As far as cortisol, a person can fail to correctly treat their cortisol issues as follows:
- thinking that taking only adaptogens can do the job (they frequently aren’t enough if you have low cortisol).
- not understanding how to use cortisol (many take too little, or dose it wrong, or fail to do Daily Average Temps to find the right amount…plus more details (Chapter 6 of the revised STTM book has the best details anywhere on how to use cortisol-containing products)
- thinking that avoiding stress can do the job (helpful, but often not enough)
- thinking that a change in your diet can do the job (it’s not enough)
- failing to understand where your saliva cortisol results need to fall as explained here (for those who aren’t on anything yet)
- not understanding the correct way to do the T3CM or that it’s mostly just for low morning levels
- and more….
Are there other mistakes I could have been making to cause NDT not to work well, even with optimal iron and cortisol?
Definitely! They’ve been made by many and learned from each other the years. A common one is not raising NDT high enough because your doc keeps you hostage to the TSH lab test, or your doc isn’t familiar enough with NDT to raise it high enough, or your doc starts adding in synthetics when raising is usually enough. But…you still have to have good iron and cortisol levels to even raise successfully. Read about all the mistakes patients make in their treatment.
Should I stay on T4-only while correcting my low iron/low cortisol?

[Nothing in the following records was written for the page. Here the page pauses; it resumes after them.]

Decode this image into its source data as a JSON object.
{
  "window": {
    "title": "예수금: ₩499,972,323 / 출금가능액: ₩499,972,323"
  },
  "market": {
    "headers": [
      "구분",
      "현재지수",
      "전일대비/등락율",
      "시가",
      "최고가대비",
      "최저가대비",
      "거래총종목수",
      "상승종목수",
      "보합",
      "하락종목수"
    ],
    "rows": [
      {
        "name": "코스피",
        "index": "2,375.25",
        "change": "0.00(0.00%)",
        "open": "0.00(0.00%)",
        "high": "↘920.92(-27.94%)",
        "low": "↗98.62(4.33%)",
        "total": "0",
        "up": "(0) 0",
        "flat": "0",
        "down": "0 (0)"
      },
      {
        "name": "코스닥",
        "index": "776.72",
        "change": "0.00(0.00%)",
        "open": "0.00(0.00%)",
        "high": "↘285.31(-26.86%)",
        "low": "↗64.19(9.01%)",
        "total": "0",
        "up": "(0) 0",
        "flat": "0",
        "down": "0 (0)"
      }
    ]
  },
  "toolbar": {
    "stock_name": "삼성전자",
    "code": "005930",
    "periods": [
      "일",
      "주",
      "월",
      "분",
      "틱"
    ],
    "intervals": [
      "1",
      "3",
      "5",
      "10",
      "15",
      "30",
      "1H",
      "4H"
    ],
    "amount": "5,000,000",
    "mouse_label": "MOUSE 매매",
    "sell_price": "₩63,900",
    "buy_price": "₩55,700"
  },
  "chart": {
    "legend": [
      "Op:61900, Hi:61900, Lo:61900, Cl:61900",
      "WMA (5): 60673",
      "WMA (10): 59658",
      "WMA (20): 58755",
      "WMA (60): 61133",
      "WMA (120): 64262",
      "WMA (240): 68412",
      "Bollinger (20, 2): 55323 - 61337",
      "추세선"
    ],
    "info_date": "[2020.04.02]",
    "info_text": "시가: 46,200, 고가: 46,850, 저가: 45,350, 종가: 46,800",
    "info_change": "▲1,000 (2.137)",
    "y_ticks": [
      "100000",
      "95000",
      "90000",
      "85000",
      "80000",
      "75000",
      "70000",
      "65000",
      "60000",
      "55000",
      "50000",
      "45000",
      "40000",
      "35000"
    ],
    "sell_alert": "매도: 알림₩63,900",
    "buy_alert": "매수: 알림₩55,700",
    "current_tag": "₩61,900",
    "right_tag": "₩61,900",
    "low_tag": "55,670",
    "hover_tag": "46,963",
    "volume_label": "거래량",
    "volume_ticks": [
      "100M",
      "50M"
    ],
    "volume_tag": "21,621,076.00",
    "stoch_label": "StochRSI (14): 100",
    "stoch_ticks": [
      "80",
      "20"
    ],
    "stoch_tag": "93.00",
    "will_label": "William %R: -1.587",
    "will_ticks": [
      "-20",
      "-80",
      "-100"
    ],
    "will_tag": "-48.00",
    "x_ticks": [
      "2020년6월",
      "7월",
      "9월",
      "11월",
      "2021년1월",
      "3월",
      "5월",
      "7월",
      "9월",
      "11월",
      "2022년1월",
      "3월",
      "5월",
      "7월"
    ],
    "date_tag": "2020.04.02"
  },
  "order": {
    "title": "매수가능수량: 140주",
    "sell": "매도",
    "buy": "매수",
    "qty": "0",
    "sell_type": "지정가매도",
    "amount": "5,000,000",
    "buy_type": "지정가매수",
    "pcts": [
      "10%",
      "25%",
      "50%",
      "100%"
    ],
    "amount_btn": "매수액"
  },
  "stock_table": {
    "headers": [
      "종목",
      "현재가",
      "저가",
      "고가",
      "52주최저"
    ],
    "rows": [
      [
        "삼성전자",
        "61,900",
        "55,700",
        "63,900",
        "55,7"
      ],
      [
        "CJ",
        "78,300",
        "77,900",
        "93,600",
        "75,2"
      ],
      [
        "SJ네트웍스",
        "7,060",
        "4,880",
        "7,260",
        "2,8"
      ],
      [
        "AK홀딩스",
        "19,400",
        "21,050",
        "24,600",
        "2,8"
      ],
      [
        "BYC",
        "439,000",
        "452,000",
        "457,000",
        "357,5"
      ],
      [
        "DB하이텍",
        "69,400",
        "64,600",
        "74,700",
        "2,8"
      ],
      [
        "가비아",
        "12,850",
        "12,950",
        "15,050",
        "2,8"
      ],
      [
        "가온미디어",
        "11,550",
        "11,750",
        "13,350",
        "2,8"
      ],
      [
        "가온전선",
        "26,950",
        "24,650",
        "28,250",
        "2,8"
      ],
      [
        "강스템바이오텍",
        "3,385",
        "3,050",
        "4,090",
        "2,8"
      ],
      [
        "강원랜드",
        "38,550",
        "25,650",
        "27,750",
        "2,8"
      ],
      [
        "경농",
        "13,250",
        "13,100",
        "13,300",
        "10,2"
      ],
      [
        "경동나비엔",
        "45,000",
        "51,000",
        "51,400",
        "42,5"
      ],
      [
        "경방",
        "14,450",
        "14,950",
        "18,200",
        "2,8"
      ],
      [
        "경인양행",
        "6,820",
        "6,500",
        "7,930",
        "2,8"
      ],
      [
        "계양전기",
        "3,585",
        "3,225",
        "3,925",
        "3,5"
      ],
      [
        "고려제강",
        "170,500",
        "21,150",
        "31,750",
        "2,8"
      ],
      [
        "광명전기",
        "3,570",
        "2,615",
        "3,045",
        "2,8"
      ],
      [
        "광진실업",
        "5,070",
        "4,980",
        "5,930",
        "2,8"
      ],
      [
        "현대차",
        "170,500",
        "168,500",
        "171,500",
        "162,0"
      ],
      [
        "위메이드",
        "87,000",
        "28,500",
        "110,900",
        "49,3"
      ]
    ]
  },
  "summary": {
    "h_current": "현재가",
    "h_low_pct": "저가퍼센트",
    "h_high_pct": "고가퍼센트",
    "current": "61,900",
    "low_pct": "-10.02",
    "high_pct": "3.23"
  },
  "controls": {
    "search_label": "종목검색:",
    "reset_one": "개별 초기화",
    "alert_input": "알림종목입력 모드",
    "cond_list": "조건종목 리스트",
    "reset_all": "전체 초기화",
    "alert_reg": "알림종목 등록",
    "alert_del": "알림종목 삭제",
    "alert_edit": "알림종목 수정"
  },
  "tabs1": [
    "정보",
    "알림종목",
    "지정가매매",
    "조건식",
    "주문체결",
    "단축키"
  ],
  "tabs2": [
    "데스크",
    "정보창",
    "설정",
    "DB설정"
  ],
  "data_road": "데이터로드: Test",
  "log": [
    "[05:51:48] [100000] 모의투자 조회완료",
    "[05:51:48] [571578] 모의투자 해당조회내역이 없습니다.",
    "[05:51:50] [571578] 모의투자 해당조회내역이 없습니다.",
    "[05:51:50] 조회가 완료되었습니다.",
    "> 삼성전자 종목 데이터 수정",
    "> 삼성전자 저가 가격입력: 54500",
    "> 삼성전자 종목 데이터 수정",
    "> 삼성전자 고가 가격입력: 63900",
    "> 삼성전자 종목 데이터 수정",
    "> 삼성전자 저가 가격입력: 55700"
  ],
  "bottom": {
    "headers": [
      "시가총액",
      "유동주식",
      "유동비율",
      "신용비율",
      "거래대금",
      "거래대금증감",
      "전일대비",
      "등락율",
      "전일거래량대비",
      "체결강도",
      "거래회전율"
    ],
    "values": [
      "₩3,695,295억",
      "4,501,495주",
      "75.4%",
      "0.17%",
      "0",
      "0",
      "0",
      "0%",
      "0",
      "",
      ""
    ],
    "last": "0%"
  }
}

It’s not necessary. In fact, it’s not desirable. Patients tend to convert to too much RT3 while on T4-only. We learned instead to either be on a small amount of NDT (such as 1 1/2 grains or less) or T3-only in small amounts. You are looking for the amount that isn’t causing either pooling or high RT3 symptoms.
What if I can’t even tolerate the lowest doses of NDT?
For a few rare individuals, they may have inherited a faulty deodinase enzyme (meaning you can’t convert T4 ever)…the best solution for these individuals appears to be T3-only, multi-dosed about 3 times a day, with a fourth smaller dose at bedtime, for example. The vast majority reading this are simply having their low cortisol and/or low iron being revealed, and those are treatable!
What about Lyme disease and tolerating NDT?
There are many with Lyme who report doing well on NDT. Others find the Lyme and related co-infections are driving their T4 to excess RT3, possibly due to the high or low cortisol response. This may need lowering of NDT and adding in straight T3. Another smaller group with Lyme are finding it makes them quite sensitive to red meat…but haven’t yet gotten evidence that they would react to NDT. We’ll see.
Bottom line: NDT has always been shown to give the best results–just like a healthy thyroid would do! You just have to learn what it’s telling you when it doesn’t work well, and treat those issues correctly. Because unlike T4 with its history of problems, you just don’t want to miss out what NDT can do for you…or even adding T3 to your T4.